About the Work
To make these prints, Wilson dripped acid onto copper plates to create what are, literally, ink spots in the finished prints. “In my work, I’m usually pretty sure of what’s going to come out,” he said. “But in this case, I just did it. It’s exciting and scary. I have no idea what others will see in it, or how they will relate it to my work. All kinds of things are going on in this microcosm or macrocosm. In my own mind, I think of the characters in the prints as talking so quietly that you can’t understand them. But of course once someone takes an artwork home, it is what it is to the person who has it.”
About the Artist
Fred Wilson is a conceptual artist of African-American and Caribbean descent who’s primarily known for rearranging art and artifacts in museum collections to reveal the inherent racism and gender politics that are often overlooked.

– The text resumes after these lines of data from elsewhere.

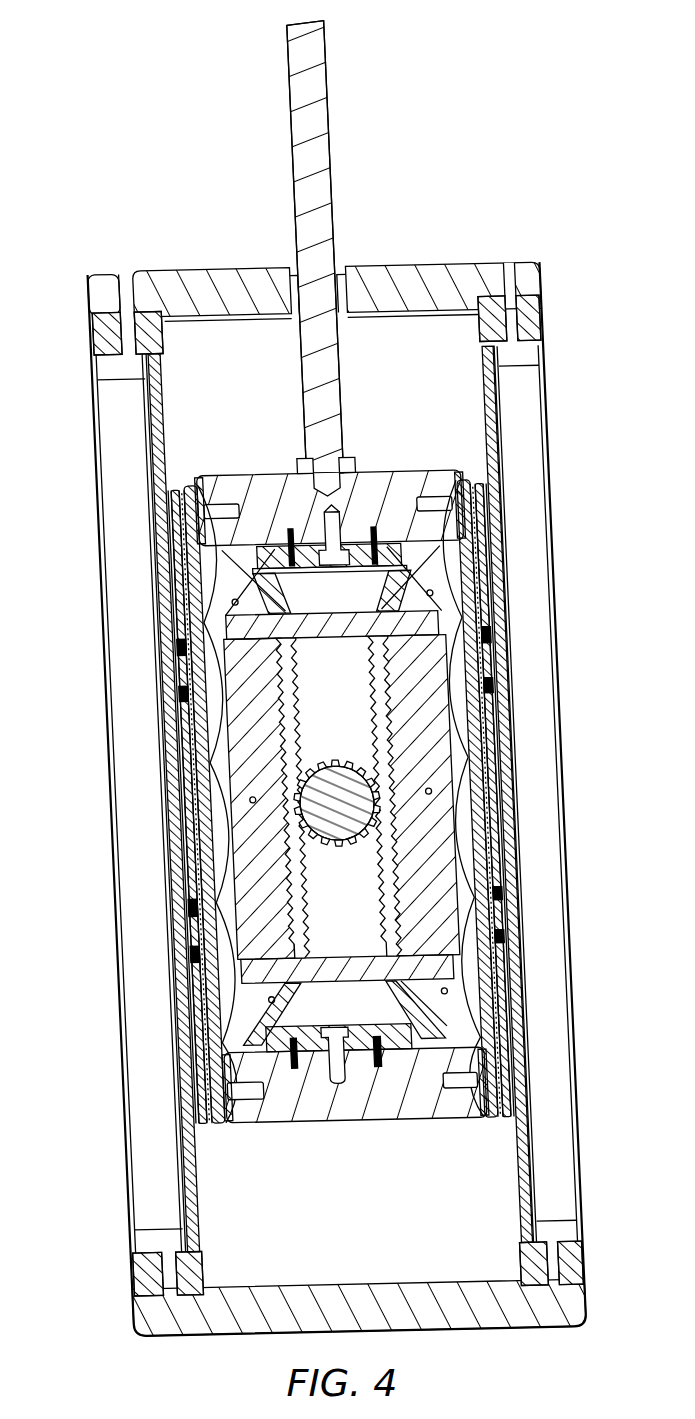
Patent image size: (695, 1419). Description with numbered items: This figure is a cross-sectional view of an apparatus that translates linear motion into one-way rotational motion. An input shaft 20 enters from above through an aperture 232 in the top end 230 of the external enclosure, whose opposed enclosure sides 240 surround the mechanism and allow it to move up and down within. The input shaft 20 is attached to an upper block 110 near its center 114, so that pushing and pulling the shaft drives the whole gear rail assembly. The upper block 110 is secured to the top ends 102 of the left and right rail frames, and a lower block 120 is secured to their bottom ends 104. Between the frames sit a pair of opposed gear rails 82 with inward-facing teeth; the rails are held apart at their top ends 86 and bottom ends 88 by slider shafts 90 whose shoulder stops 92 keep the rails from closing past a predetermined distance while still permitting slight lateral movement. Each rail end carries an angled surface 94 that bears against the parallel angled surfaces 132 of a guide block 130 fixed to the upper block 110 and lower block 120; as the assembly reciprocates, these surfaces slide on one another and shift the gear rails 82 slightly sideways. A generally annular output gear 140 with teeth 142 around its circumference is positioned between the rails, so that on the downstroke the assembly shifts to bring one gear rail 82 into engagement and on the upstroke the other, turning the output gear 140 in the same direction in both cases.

The input shaft 20 is at (313, 115).
The gear rails 82 is at (268, 706).
The top ends 86 is at (264, 600).
The bottom ends 88 is at (290, 1008).
The slider shafts 90 is at (336, 628).
The shoulder stops 92 is at (283, 962).
The angled surface 94 is at (254, 555).
The top ends 102 is at (195, 482).
The bottom ends 104 is at (482, 1115).
The upper block 110 is at (413, 482).
The center 114 is at (350, 460).
The lower block 120 is at (360, 1100).
The guide block 130 is at (363, 540).
The angled surfaces 132 is at (282, 1093).
The output gear 140 is at (330, 772).
The teeth 142 is at (347, 770).
The top end 230 is at (430, 288).
The aperture 232 is at (338, 270).
The enclosure sides 240 is at (522, 563).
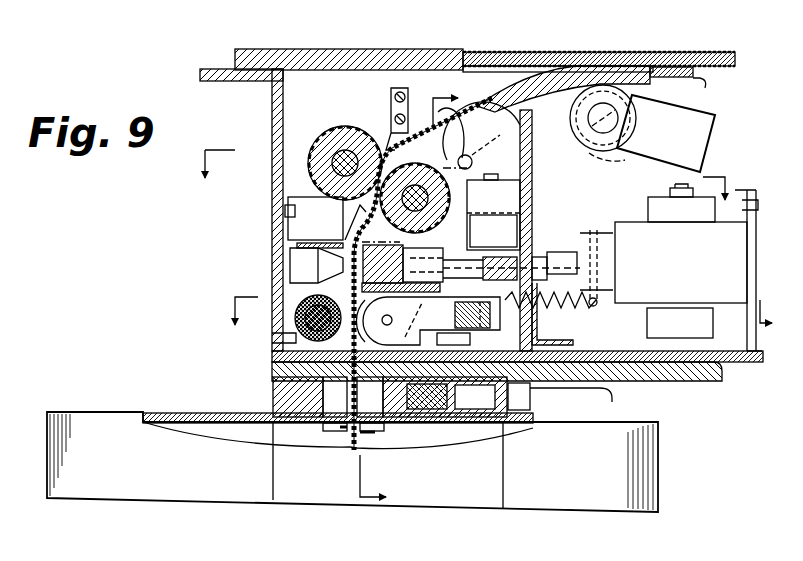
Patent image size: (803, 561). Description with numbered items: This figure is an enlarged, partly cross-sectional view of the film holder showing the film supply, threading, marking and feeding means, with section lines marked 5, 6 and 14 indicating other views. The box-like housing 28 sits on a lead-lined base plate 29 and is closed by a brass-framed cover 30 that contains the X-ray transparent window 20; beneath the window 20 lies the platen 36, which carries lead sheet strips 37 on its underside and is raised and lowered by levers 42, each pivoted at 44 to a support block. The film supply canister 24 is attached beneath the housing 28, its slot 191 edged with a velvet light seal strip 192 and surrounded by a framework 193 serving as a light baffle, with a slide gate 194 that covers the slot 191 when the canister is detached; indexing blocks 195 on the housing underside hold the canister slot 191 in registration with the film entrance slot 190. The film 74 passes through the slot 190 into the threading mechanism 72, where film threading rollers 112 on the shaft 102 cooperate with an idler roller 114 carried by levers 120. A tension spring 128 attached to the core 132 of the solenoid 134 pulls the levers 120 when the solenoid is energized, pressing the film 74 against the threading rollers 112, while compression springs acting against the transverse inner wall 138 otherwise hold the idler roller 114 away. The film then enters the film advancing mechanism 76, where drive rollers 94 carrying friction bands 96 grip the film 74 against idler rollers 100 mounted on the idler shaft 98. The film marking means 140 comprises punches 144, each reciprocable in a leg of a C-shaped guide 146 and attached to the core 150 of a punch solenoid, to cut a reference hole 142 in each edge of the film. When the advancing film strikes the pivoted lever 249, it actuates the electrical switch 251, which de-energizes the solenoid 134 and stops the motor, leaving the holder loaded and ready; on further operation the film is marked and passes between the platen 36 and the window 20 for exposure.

First gaining notoriety in the early '90s with the exhibition Mining the Museum, in which he placed a whipping post from pre-Civil War America in a gallery and surrounded it with four ornate chairs—all from the permanent collection of the Maryland Historical Society.
Wilson has represented the United States at the Biennial Cairo and the Venice Biennale. The recipient of numerous awards, including a MacArthur Foundation Fellowship and the Larry Aldrich Foundation Award, Wilson is a trustee at the Whitney Museum and the SculptureCenter. As both critic and insider in the museum world, Wilson’s work challenges the outdated racial and gender hierarchies that these institutions are slow to shed.